Das Sehnen, dass es vielleicht wieder passieren könnte…

Wobei es Frau Rabe-Winnen sehr wahrscheinlich nicht um die evolutionär entstandenene und genetisch angelegte Sehnsucht nach Mehrung von Wohl und Vermeidung von Leid gehen dürfte. Oder um die unverzichtbaren Effekte von Licht auf unser Leben. Denn schließlich muss sie ja noch irgendwie ihren Gott unterbringen:

[…] Da wohnt das Sehnen im Herzen, dass es vielleicht wieder passieren könnte – dies Wunder, an das das Kind noch glaubte. Fast heimlich öffnet sich die Himmelstür und Gott schickt seinen Sohn auf die Erde – als Baby. Der Glanz des Himmels fällt auf die Erde.

Welches Wunder umschreibt Frau Rabe-Winnen hier mit nebulös-glorifizierend-verunklarenden Worthülsen eigentlich? Und welches Kind meint sie?

Als christliche Religionsverkünderin bezieht sie sich wahrscheinlich auf die biblische Geburtslegende von Jesus. Die erstaunliche Parallelen zu früherern, ganz ähnlichen Legenden aufweist.

Dieses Kind glaubte, wenn es denn tatsächlich gelebt hat, wie jedes andere Kind auch erstmal an gar nichts. Es war – wie jedes andere Neugeborene auch – darauf angewiesen, rund um die Uhr versorgt zu werden. Später glaubte das Kind das, was es erzählt bekommen hatte. Und was es sich wünschte.

Inwieweit Jesus religiös erzogen wurde, ist nicht belegt. Geht man von den biblischen Mythen und Legenden aus, dann war der erwachsene Jesus ein jüdischer Endzeitsektenprediger.
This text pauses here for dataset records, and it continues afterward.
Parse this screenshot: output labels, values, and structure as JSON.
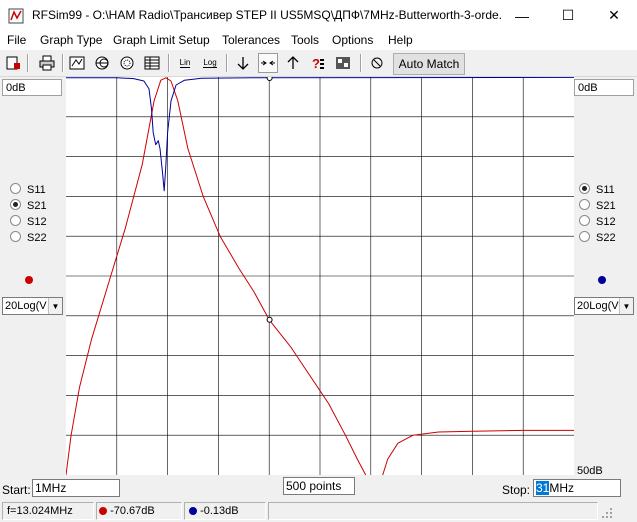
{
  "window": {
    "title": "RFSim99 - O:\\HAM Radio\\Трансивер STEP II US5MSQ\\ДПФ\\7MHz-Butterworth-3-orde...",
    "minimize_glyph": "—",
    "maximize_glyph": "☐",
    "close_glyph": "✕"
  },
  "menu": [
    {
      "label": "File"
    },
    {
      "label": "Graph Type"
    },
    {
      "label": "Graph Limit Setup"
    },
    {
      "label": "Tolerances"
    },
    {
      "label": "Tools"
    },
    {
      "label": "Options"
    },
    {
      "label": "Help"
    }
  ],
  "toolbar": {
    "lin_label": "Lin",
    "log_label": "Log",
    "auto_match_label": "Auto Match",
    "icons": [
      "print-icon",
      "printer-icon",
      "graph-icon",
      "smith-chart-icon",
      "polar-chart-icon",
      "table-icon",
      "lin-scale-icon",
      "log-scale-icon",
      "down-arrow-icon",
      "shrink-icon",
      "up-arrow-icon",
      "help-icon",
      "component-icon",
      "refresh-icon"
    ]
  },
  "left_panel": {
    "top_value": "0dB",
    "params": [
      "S11",
      "S21",
      "S12",
      "S22"
    ],
    "selected": "S21",
    "trace_color": "#cc0000",
    "scale_combo": "20Log(V"
  },
  "right_panel": {
    "top_value": "0dB",
    "bottom_value": "50dB",
    "params": [
      "S11",
      "S21",
      "S12",
      "S22"
    ],
    "selected": "S11",
    "trace_color": "#000099",
    "scale_combo": "20Log(V"
  },
  "sweep": {
    "start_label": "Start:",
    "start_value": "1MHz",
    "points_value": "500 points",
    "stop_label": "Stop:",
    "stop_value_selected": "31",
    "stop_value_rest": "MHz"
  },
  "status": {
    "frequency": "f=13.024MHz",
    "left_reading": "-70.67dB",
    "right_reading": "-0.13dB"
  },
  "chart_data": {
    "type": "line",
    "grid": true,
    "x_range_MHz": [
      1,
      31
    ],
    "y_range_dB": [
      -50,
      0
    ],
    "series": [
      {
        "color": "#cc0000",
        "points": [
          [
            1,
            -50
          ],
          [
            1.3,
            -45
          ],
          [
            1.8,
            -39
          ],
          [
            2.5,
            -33
          ],
          [
            3.5,
            -26
          ],
          [
            4.5,
            -19
          ],
          [
            5.5,
            -11
          ],
          [
            6.2,
            -3
          ],
          [
            6.6,
            -0.4
          ],
          [
            6.9,
            -0.1
          ],
          [
            7.2,
            -0.5
          ],
          [
            7.6,
            -3
          ],
          [
            8.2,
            -9
          ],
          [
            9.1,
            -15
          ],
          [
            10.1,
            -20
          ],
          [
            11.2,
            -24
          ],
          [
            12.1,
            -27
          ],
          [
            13.0,
            -30.5
          ],
          [
            14.3,
            -34
          ],
          [
            15.4,
            -37.5
          ],
          [
            16.5,
            -41
          ],
          [
            17.5,
            -45
          ],
          [
            18.2,
            -48
          ],
          [
            18.7,
            -50
          ]
        ]
      },
      {
        "color": "#cc0000",
        "points": [
          [
            19.7,
            -50
          ],
          [
            20.0,
            -48
          ],
          [
            20.6,
            -46
          ],
          [
            21.5,
            -45
          ],
          [
            23.0,
            -44.6
          ],
          [
            25.0,
            -44.5
          ],
          [
            28.0,
            -44.4
          ],
          [
            31.0,
            -44.4
          ]
        ]
      },
      {
        "color": "#000099",
        "points": [
          [
            1,
            -0.1
          ],
          [
            4,
            -0.1
          ],
          [
            5.0,
            -0.2
          ],
          [
            5.6,
            -0.5
          ],
          [
            5.9,
            -1.5
          ],
          [
            6.05,
            -4
          ],
          [
            6.15,
            -7
          ],
          [
            6.3,
            -8.5
          ],
          [
            6.45,
            -8
          ],
          [
            6.55,
            -9
          ],
          [
            6.7,
            -12
          ],
          [
            6.8,
            -14.3
          ],
          [
            6.9,
            -11
          ],
          [
            7.0,
            -7
          ],
          [
            7.2,
            -3
          ],
          [
            7.5,
            -1
          ],
          [
            8.0,
            -0.4
          ],
          [
            9.0,
            -0.15
          ],
          [
            12,
            -0.1
          ],
          [
            31,
            -0.05
          ]
        ]
      }
    ],
    "markers": [
      [
        13.024,
        -0.13
      ],
      [
        13.024,
        -30.5
      ]
    ]
  }
}
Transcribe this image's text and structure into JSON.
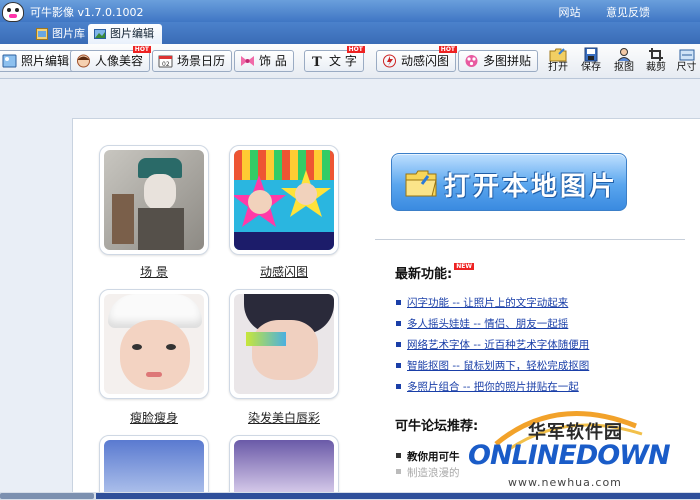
{
  "app": {
    "title": "可牛影像 v1.7.0.1002",
    "links": [
      "网站",
      "意见反馈"
    ]
  },
  "tabs": [
    {
      "label": "图片库",
      "active": false
    },
    {
      "label": "图片编辑",
      "active": true
    }
  ],
  "toolbar": {
    "buttons": [
      {
        "label": "照片编辑",
        "icon": "photo-edit-icon",
        "hot": false
      },
      {
        "label": "人像美容",
        "icon": "face-icon",
        "hot": true
      },
      {
        "label": "场景日历",
        "icon": "calendar-icon",
        "hot": false
      },
      {
        "label": "饰 品",
        "icon": "bow-icon",
        "hot": false
      },
      {
        "label": "文 字",
        "icon": "text-icon",
        "hot": true
      },
      {
        "label": "动感闪图",
        "icon": "flash-icon",
        "hot": true
      },
      {
        "label": "多图拼贴",
        "icon": "collage-icon",
        "hot": false
      }
    ],
    "hot_label": "HOT",
    "actions": [
      {
        "label": "打开",
        "icon": "open-icon"
      },
      {
        "label": "保存",
        "icon": "save-icon"
      },
      {
        "label": "抠图",
        "icon": "cutout-icon"
      },
      {
        "label": "裁剪",
        "icon": "crop-icon"
      },
      {
        "label": "尺寸",
        "icon": "resize-icon"
      }
    ]
  },
  "gallery": [
    {
      "label": "场 景"
    },
    {
      "label": "动感闪图"
    },
    {
      "label": "瘦脸瘦身"
    },
    {
      "label": "染发美白唇彩"
    }
  ],
  "open_local": "打开本地图片",
  "new_features": {
    "title": "最新功能:",
    "badge": "NEW",
    "items": [
      "闪字功能 -- 让照片上的文字动起来",
      "多人摇头娃娃 -- 情侣、朋友一起摇",
      "网络艺术字体 -- 近百种艺术字体随便用",
      "智能抠图 -- 鼠标划两下，轻松完成抠图",
      "多照片组合 -- 把你的照片拼贴在一起"
    ]
  },
  "forum": {
    "title": "可牛论坛推荐:",
    "items": [
      "教你用可牛",
      "制造浪漫的"
    ]
  },
  "watermark": {
    "top": "华军软件园",
    "brand": "ONLINEDOWN",
    "url": "www.newhua.com"
  },
  "colors": {
    "titlebar": "#3f76c4",
    "link": "#1a3fa8",
    "open_button": "#5aa6ee",
    "hot_badge": "#e22222"
  }
}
Der seine Glaubensbrüder und -schwestern auf das vermeintlich unmittelbar bevorstehende „Jüngste Gericht“ vorbereiten wollte.

Eine Annahme, mit der sich auch Jesus gründlich geirrt hatte. Die Apokalypse ist, wie auch zahllose andere vorhergesagte „Weltuntergänge“ bis heute, rund 2000 Jahre später, ausgeblieben.

…aber was eigentlich genau?

Was genau Frau Rabe-Winnen aber eigentlich tatsächlich sagen wollte, erschließt sich mir zumindest nicht. Was soll vielleicht wieder passieren? Dass Gott sein nächstes Kind auf die Erde schickt? Vielleicht ein Mädchen diesmal (die Zeiten sind hart…)?

Wie könnte ein Mensch, der im 21. Jahrhundert geboren wird, glaubhaft nachweisen, dass er der eingeborene Sohn oder die eingeborene Tochter des Wüstengottes Jahwe ist? Es ist ja nicht so, dass nicht täglich Menschen behaupten, genau dies zu sein.

Einerseits dürfte er oder sie es ziemlich schwer haben, die Menschheit von seiner oder ihrer Göttlichkeit zu überzeugen. Andererseits sollte gerade das für einen Gottessohn oder eine Gottestochter ja ein Kinderspiel sein.

Es ist mir einmal mehr unbegreiflich, wie erwachsene, ansonsten aufgeklärt und rational denkende Zeitgenossen solche Vorstellungen als tröstlich oder besonders bedeutsam ansehen können. So bedeutsam, dass sie sie im öffentlich-rechtlichen Fernsehen (und damit auch auf meine Kosten) verkünden müssen.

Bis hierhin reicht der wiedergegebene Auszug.